Even if you bought an exceptional Michael Kelly guitar at Musicians Friend and made the best album in the world there's no guarantee that the Wider Music World will notice you. I've just been watching a programme on Choice TV which pointed out that some musicians who have music on Spotify have to have up to 125 downloads of one of their tracks before they earn as much as a dollar. It isn't Spotify that's causing this issue, it's the fact that there are an awful lot of musos out there, and they're all chasing your money. Social media is a good way to improve your chances of being heard (as one of the women musicians interviewed discussed), but it takes a fair amount of promotion all the same, and most of that's going to have to be done by you, otherwise that one dollar you've earned will be eaten up by some expensive advertising campaign. And that takes away from your productive music time.
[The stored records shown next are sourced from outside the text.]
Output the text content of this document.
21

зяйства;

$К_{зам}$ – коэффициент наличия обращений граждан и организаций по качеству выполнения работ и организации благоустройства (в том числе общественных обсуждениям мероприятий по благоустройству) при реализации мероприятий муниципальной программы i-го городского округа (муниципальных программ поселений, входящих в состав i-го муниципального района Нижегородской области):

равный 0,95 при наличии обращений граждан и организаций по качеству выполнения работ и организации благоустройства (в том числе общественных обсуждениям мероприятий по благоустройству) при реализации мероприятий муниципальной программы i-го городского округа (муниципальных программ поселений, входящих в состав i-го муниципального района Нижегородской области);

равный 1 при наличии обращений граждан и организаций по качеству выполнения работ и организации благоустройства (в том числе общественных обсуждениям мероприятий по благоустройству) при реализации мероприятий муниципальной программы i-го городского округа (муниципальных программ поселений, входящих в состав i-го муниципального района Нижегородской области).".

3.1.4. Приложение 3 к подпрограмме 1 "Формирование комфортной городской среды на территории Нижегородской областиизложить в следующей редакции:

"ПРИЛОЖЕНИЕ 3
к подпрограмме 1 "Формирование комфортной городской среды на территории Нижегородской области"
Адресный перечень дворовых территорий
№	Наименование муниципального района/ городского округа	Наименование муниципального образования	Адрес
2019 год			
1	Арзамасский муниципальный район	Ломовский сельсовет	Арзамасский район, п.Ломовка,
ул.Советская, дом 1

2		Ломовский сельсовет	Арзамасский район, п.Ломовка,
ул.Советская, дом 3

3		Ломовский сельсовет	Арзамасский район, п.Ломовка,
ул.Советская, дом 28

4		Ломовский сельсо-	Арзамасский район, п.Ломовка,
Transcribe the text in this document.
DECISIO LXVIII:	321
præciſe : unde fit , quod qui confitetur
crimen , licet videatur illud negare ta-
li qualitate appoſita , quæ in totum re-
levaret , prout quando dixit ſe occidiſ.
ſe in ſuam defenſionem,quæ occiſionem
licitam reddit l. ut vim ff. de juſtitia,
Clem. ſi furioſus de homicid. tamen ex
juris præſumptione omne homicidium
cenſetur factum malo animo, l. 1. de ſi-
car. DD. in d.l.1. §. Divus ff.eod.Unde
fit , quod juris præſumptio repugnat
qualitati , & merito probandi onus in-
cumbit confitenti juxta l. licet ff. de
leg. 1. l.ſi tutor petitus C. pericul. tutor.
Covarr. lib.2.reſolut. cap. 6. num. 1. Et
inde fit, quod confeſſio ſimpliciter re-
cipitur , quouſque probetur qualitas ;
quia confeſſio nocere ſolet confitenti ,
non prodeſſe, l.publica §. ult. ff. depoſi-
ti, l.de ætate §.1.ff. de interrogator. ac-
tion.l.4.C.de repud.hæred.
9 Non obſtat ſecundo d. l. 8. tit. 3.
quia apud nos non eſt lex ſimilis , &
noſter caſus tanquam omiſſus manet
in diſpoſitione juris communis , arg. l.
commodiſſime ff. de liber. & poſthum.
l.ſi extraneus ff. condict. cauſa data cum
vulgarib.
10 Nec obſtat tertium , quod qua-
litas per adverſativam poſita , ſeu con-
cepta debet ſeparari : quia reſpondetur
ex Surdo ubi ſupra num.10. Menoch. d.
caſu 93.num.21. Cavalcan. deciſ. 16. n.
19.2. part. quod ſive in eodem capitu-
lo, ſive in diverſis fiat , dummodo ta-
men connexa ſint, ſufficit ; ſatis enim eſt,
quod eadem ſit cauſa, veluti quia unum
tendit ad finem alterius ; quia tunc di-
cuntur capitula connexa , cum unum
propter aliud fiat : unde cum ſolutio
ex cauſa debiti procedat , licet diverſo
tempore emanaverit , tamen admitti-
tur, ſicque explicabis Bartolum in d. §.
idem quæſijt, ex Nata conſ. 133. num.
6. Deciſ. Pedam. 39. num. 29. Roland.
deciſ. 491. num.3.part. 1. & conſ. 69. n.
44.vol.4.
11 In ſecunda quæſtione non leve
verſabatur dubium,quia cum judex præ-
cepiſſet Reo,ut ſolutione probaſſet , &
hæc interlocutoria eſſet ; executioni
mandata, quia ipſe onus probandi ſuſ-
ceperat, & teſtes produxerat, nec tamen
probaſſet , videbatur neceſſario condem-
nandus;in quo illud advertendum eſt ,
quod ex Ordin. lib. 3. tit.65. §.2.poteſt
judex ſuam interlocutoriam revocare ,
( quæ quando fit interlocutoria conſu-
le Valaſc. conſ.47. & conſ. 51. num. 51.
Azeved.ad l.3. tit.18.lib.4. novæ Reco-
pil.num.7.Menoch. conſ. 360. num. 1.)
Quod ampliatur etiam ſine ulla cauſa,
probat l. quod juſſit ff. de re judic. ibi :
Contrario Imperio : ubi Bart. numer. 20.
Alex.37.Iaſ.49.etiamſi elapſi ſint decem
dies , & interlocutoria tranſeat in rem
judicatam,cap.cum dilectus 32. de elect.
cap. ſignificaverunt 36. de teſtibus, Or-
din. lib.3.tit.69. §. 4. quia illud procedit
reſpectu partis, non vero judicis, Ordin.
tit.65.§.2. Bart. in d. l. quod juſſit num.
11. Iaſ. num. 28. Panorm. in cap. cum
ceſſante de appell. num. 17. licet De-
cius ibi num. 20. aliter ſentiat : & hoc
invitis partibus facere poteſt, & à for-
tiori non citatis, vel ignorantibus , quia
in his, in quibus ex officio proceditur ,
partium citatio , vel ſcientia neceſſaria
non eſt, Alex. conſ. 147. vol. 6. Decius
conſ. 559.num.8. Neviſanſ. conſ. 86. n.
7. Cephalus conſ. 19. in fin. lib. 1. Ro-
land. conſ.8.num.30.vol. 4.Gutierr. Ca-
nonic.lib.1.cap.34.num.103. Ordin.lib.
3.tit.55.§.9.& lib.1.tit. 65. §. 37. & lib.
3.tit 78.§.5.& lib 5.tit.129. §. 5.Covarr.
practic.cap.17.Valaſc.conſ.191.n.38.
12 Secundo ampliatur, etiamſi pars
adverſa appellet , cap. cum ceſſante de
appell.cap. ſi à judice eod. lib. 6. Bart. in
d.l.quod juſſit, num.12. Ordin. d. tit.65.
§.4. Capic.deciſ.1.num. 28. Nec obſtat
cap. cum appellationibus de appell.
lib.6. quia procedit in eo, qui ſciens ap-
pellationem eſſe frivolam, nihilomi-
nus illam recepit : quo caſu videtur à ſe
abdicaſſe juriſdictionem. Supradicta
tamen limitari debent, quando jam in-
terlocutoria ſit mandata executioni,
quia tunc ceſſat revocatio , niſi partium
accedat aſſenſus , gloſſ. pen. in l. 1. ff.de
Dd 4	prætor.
I was talking to one of the older ladies at church (older than me, that is) this morning, and she was telling me about her artist son (he's now in his sixties), and how it's never been easy for him to promote himself. He's had exhibitions and his name is known but that kind of promotion is hard work for him, as it is for many artists. Most artists - musicians, painters, writers etc - need a patron to survive well enough to be able to do their best work. The reality is of course that most musicians, painters, writers etc don't have patrons, and struggle. They have to deal with daily life, real life, and that's another factor that affects their work.
This is a bit of a minor rant, really.